When one party controls all three branches of government, and the executive branch does what they want regardless of laws (which aren't enforced because said party controls the enforcers as well), you get anything but a consensus.

diggan

So then you're saying the US stopped being a representative democracy, because one party controls three branches of government? If it still is considered a representative democracy, then the bill is actually passed with some sort of democratic consensus, even though you (the voter) might not agree with the results.

Besides, even if "one party controls all three branches of government" is true, they still don't control all the involved committees, do they?

ta1243

> including every Democrat, still get to vote at it in multiple stages, so once it's actually implemented, it's by design kind of approved by both sides?

If you have 51% republican and 49% democrat and every republican says yes and every democrat says no, then it's not approved by both sides. That's how democracy works in a two-choice system, it's not a consensus.

Unless by approval you mean "this isn't worth a civil war"

nativeit

Well these days it seems who uses which bathrooms and/or how enthusiastically natural born citizens get to openly abuse everyone else are both issues approaching armed conflict, so that sounds downright utopian.

throwaway290

> In the end, old people from both sides seem to have zero regard for future generations, and from the outside, those old people seem to exist and be in power on both sides of your limited political spectrum.

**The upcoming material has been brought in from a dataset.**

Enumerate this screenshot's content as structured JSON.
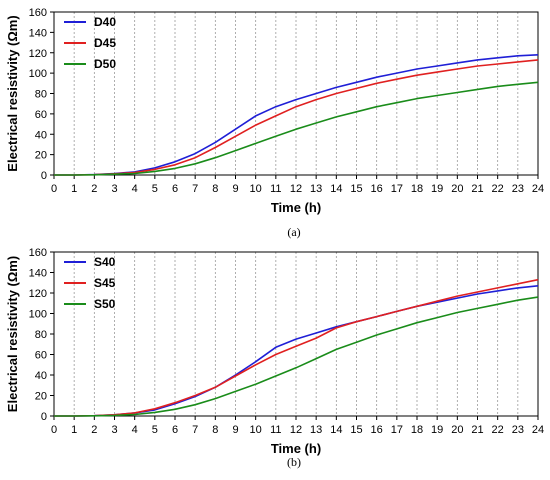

the argument is that older people are more conservative (represented by Republicans who cancel this NASA initiative) and younger are more progressive (represented by Democrats)

archerx

[flagged]

throwaway290

> Are you a bot?

Gotta say I never seen anyone run out of arguments this quickly.

archerx

Arguments against what? Nothing you said made sense...

hermannj314

[flagged]

cookiengineer

I like money.

Sorry, could not resist. I'll see myself out.